In fact, the statistics are grim. The Centers for Disease Control and Prevention reports that almost every single American over age 65 (96 percent) has had a cavity, and 20 percent have untreated tooth decay. Another 65 percent suffer from gum disease, an ailment that has been linked to a host of other problems, such as strokes, heart disease and diabetes.
“Anyone who thinks they can ease up on dental care as they age is making a big mistake,” says Dr. Harold Katz, a dentist and bacteriologist.
“Not only do poor dental habits affect what’s going on in your mouth, they also affect your overall health.”
Some of the CDC’s findings that Katz says are troubling include:
Tooth loss. Nearly one in five adults aged 65 or older have lost all of their teeth. Complete tooth loss is twice as prevalent among adults aged 75 and older (26 percent) compared with adults aged 65 to 74 (13 percent). The CDC points out that having missing teeth, or wearing dentures, can have a detrimental effect on nutrition. “It’s not surprising that people who have lost teeth, or wear denture, often are going to choose soft food they chew easily,” Katz says. “They will pass up fresh fruits and vegetables that are more nutritious, but are more difficult for them to eat.”

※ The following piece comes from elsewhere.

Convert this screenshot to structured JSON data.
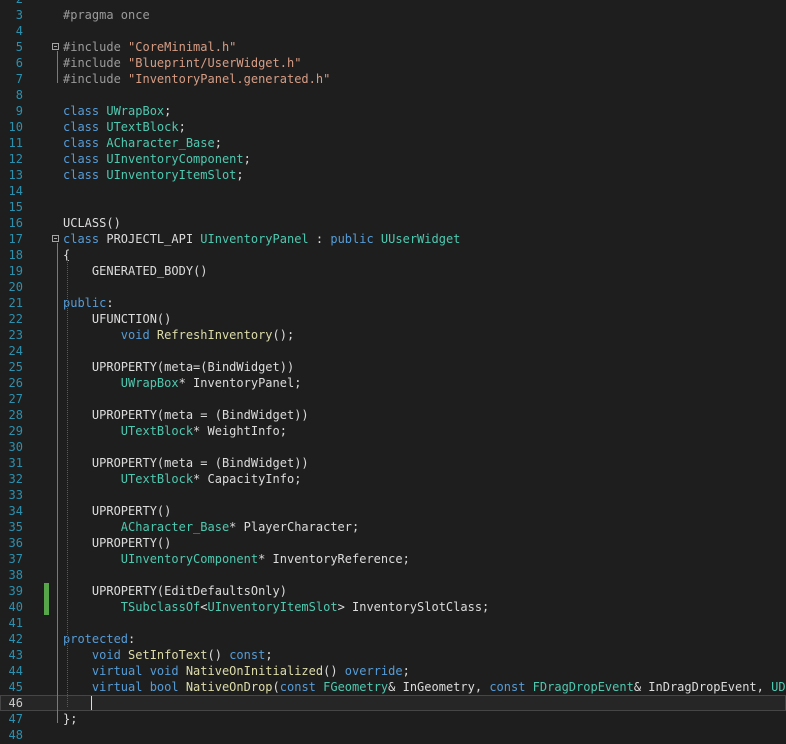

Oral cancer. Cancers of the mouth (oral and pharyngeal cancers) are primarily diagnosed in older adults; median age at diagnosis is 62 years. “That’s another reason it’s important for older people to have regular checkups,” Katz says. “Your dentist can check for signs of oral cancer during those visits.”
Dry mouth caused by medications. Most older Americans take both prescription and over-the-counter drugs, many of which can cause dry mouth. Reduced saliva flow increases the risk of cavities. Saliva helps prevent tooth decay, gum disease and bad breath, and also lubricates the mouth, making it easier to eat, swallow, speak and taste food. “Sometimes dry mouth might just cause mild discomfort,” Katz says. “At other times it can lead to significant oral disease that can compromise the person’s health, dietary intake and quality of life.”
“As you age, proper oral care is just as important as ever,” Katz says. “It’s not something you want to ignore because your overall health is at stake.”